Violante Pimentel
O carnaval, por ser uma festa popular, contagia o povo, que precisa de pão e circo. Um turista americano, ao ver o desfile carnavalesco no Rio de Janeiro, perguntou a um popular que estava ao seu lado:
– Isso tudo “ser” felicidade?
E obteve a resposta:
– Não!!! Isso tudo é desespero!!!
Um cachaceiro muito conhecido nas ruas de Natal perambulava pelos bares, pedindo ajuda em dinheiro para fazer o enterro do pai, que falecera em pleno sábado de carnaval. As pessoas se comoveram e procuraram ajudá-lo, na medida do possível. A solidariedade humana sempre se manifesta nessas horas. O seu pedido de ajuda se estendeu também a algumas residências, inclusive à de um conhecido e respeitado comerciante de Natal, conhecido como José Cancão.
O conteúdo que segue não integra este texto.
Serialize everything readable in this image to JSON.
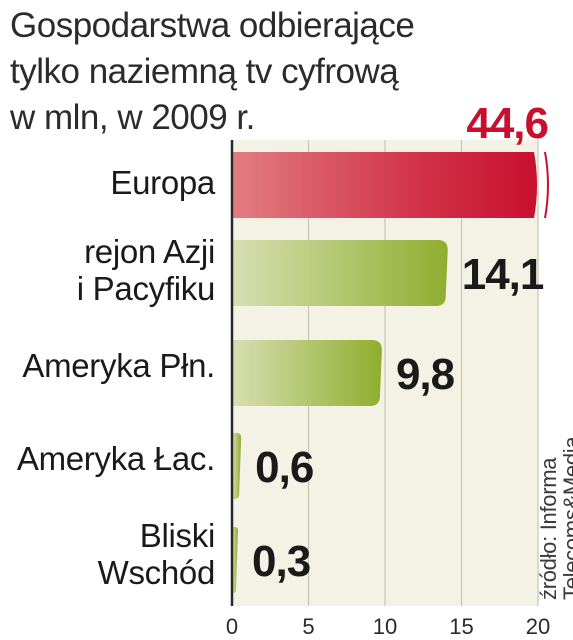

O pobre homem, mesmo embriagado, demonstrava muito sofrimento, e, chorando, agradecia às pessoas que o ajudavam. Comovido, agradeceu também ao Sr. José Cancão.
O tempo passou, e no ano seguinte, em pleno carnaval, o mesmo homem apareceu novamente, chorando nos bares, dizendo ter sofrido novo golpe do destino. Dessa vez, a vítima fora a sua mãe, que, segundo ele, morrera de câncer A cena se repetiu e todos ajudaram o pobre homem a providenciar o funeral da pranteada mãe.
Mais um carnaval chegou. O homem tornou a explorar a caridade pública, repetindo o pedido de ajuda, novamente para o enterro do pai, no sábado de carnaval. Conseguiu o seu intento e sumiu das ruas do centro da cidade, indo cair na folia na periferia, bebendo cachaça à vontade.
O tempo deu outra volta e chegou novamente o carnaval. O inveterado cachaceiro, mais uma vez, procurou ajuda de casa em casa, para poder fazer o “enterro da mãe”, dizendo agora que a velha teria morrido de um derrame cerebral. Várias donas de casa se comoveram e contribuíram para o enterro da mulher. Por coincidência, o pedinte, desesperado, bateu palmas na casa de José Cancão, que tinha uma memória privilegiada, e já tinha contribuído para o “enterro” da mãe e os dois “enterros” do pai do malandro. Agora seria o segundo enterro da mãe do golpísta.
José Cancão, ao reconhecer o pilantra, encarou-o com seus grandes e penetrantes olhos azuis, e falou, quase gritando, com a sua voz grave:
– Olhe aqui, seu malandro:
-Pai, você pode ter tido mais de um!!! Mas mãe, você só pode ter tido uma! Eu já lhe dei uma ajuda para o enterro dela no carnaval passado!!!
O malandro saiu dali correndo, com medo dos gritos de José Cancão, que ameaçou entregá-lo à polícia!!!